Se cumple el aniversario de aquel 7 de julio de 2005 en el que cuatro terroristas se inmolaron en Londres asesinando a 52 personas. Los terroristas eligieron una simbólica fecha atentando un día después de que la capital fuera elegida sede de los Juegos Olímpicos de 2012.
Rogelio Alonso, profesor titular de Ciencia Política, Universidad Rey Juan Carlos
Se cumple el aniversario de aquel 7 de julio de 2005 en el que cuatro terroristas se inmolaron en Londres asesinando a 52 personas. Los terroristas eligieron una simbólica fecha atentando un día después de que la capital fuera elegida sede de los Juegos Olímpicos de 2012. Hoy, la amenaza terrorista permanece, como nos recuerdan atentados y detenciones recientes en Reino Unido o en nuestro propio país. Esta persistente amenaza exige el diseño de estrategias de prevención y contención, pero también la implementación de iniciativas que las doten de verdadero contenido. La voluntad política resulta fundamental para articular y aplicar una estrategia antiterrorista multifacética que se ocupe de las diferentes dimensiones que caracterizan al fenómeno terrorista. Su diversidad es precisamente la que le confiere especial complejidad a esta parte de la política antiterrorista, requiriendo por ello considerables esfuerzos en distintos ámbitos de la Administración.

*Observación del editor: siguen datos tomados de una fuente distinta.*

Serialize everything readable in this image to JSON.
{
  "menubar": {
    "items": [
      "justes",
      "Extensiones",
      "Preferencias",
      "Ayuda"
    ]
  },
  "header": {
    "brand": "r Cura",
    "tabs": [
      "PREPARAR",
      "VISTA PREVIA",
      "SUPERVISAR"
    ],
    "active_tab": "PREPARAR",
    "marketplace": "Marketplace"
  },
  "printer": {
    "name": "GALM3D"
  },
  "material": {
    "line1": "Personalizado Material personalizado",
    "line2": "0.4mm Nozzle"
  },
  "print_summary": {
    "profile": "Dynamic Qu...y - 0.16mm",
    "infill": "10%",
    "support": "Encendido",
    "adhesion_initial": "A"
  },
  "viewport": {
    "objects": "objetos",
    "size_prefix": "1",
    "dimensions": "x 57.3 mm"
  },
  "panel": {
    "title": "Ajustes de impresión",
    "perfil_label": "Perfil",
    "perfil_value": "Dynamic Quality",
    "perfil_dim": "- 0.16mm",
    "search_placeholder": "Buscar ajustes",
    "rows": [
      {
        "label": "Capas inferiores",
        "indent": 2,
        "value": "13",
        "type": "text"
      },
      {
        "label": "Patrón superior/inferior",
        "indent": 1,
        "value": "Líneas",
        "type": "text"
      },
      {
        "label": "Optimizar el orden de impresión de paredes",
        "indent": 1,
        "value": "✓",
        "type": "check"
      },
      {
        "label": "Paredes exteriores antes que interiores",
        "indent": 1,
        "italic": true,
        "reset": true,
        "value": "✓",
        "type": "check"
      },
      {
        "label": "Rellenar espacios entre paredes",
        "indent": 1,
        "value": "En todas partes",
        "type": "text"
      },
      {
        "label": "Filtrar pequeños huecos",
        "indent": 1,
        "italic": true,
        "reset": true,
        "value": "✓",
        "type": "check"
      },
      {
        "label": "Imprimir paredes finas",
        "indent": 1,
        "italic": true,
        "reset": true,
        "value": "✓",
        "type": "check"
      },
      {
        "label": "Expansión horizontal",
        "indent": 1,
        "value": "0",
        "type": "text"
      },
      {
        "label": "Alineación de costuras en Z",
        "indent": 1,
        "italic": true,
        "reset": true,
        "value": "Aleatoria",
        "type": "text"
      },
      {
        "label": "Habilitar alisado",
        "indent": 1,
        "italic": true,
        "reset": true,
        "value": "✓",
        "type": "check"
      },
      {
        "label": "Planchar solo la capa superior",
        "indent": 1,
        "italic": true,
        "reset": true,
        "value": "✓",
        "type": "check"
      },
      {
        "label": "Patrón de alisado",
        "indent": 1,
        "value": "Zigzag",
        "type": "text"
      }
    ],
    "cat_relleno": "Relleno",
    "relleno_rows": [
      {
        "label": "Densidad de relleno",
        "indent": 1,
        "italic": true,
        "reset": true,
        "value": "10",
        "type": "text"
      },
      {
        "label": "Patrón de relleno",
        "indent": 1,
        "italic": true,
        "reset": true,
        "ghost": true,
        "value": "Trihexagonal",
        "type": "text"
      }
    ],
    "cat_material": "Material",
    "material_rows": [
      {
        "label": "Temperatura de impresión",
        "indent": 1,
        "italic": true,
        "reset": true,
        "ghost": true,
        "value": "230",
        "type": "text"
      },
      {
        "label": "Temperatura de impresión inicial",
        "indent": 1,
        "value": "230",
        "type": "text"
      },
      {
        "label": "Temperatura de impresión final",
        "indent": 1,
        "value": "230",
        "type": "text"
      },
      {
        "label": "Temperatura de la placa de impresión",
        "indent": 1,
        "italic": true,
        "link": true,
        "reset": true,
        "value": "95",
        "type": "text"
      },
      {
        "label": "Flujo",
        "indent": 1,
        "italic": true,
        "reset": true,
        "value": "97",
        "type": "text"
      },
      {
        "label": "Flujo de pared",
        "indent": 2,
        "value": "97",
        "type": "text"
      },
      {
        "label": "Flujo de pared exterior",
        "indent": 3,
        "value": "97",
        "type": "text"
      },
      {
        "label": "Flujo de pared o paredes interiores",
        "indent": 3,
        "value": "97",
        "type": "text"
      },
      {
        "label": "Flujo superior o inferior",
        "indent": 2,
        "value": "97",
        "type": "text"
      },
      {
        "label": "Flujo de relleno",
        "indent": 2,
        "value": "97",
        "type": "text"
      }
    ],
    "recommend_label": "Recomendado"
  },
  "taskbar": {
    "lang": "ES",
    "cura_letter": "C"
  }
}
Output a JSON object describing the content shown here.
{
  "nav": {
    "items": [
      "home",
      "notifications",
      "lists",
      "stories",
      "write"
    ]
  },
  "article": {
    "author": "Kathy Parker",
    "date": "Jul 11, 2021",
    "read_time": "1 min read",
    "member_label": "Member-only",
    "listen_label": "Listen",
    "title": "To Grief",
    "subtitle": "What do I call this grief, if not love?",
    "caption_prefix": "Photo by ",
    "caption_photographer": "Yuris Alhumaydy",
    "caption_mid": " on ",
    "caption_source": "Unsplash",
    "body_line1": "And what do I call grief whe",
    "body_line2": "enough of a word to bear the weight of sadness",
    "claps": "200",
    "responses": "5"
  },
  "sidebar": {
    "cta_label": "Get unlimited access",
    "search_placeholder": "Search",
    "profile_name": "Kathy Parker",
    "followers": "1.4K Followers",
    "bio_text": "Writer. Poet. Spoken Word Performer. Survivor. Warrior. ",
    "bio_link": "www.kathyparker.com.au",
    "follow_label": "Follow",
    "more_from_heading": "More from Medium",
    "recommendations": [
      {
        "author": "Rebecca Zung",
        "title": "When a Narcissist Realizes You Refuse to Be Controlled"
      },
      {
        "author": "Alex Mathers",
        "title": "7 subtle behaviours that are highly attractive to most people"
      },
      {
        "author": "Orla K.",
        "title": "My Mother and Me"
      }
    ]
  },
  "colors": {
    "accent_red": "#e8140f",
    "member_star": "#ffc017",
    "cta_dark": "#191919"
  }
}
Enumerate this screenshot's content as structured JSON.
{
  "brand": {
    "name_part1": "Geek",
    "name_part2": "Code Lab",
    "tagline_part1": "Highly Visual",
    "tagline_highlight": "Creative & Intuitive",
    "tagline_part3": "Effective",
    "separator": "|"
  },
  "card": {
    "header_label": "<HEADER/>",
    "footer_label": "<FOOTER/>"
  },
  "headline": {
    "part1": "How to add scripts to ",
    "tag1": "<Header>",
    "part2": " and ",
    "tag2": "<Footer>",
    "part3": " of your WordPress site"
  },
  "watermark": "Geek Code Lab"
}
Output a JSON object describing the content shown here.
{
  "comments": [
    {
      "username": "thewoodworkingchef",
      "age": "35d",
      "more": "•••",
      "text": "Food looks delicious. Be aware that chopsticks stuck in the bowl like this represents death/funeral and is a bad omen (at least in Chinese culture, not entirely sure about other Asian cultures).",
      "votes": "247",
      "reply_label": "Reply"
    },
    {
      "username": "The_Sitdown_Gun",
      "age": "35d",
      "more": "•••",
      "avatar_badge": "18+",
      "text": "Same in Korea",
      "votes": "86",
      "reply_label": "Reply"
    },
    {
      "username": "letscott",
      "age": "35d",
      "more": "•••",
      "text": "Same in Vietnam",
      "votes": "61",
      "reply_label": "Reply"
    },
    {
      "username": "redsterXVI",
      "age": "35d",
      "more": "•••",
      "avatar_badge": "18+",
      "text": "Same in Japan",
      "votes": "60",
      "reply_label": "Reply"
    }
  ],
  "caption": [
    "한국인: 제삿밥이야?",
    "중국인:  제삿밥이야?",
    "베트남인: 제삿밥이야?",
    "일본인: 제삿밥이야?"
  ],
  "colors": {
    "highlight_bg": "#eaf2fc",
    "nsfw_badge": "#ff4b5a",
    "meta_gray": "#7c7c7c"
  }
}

Así por ejemplo, aunque el incremento de las capacidades de inteligencia y la mejora de la coordinación han sido notables tras los atentados de Madrid y Londres, la respuesta frente al terrorismo yihadista aún manifiesta importantes lagunas. Aunque en el discurso político se insiste sobremanera en la prevención de la radicalización terrorista, a menudo se ignora que ese proceso exige ocuparse también del extremismo ideológico no violento. Ciertamente no todas las ideas radicales conducen a la violencia, pero tampoco debe ignorarse que el terrorismo requiere idearios extremistas que fanatizan a quienes justifican y perpetran actos terroristas. Aunque el extremismo ideológico constituye la raíz de conductas violentas, resulta complicado confrontarlo, pues el pensamiento radical es una manifestación legítima en sistemas democráticos. Sin embargo, la experiencia demuestra que las ideas radicales tienen consecuencias, siendo preciso intervenir en esa nebulosa entre las creencias y las acciones violentas. Si se elude la intervención en un ámbito tan delicado como necesario, se retrasa y perjudica la respuesta contra el terrorismo.
Es por ello por lo que la respuesta frente a la amenaza terrorista yihadista estará incompleta si no se contrarresta también el extremismo religioso, tanto violento como no violento, que puede favorecer el tránsito al terrorismo. Este reconocimiento no implica la demonización de creencias religiosas legítimas, pero tampoco debería ignorarse que en la interpretación más radical de aquellas y en su instrumentalización se encuentra el germen de la violencia. Las expresiones más radicales de ideologías como el nacionalismo o el islamismo coadyuvan al fanatismo político y religioso al derribar los inhibidores morales que frenan la violencia. Gracias a esos idearios radicales adquieren racionalidad y justificación, desde la lógica del fanático, macabros crímenes.
A menudo se subestima esta dimensión de la estrategia antiterrorista debido a la complejidad que entraña. La imperiosa necesidad de evitar atentados puede inducir a subrayar la respuesta policial y judicial minusvalorando un ámbito en el que los resultados parecen menos evidentes. Sin embargo, los idearios extremistas constituyen riesgos que pueden degenerar en amenazas si no reciben oportuna contestación. Los terroristas matan porque odian; y odian porque abrazan ideologías radicales y violentas que también deben ser confrontadas.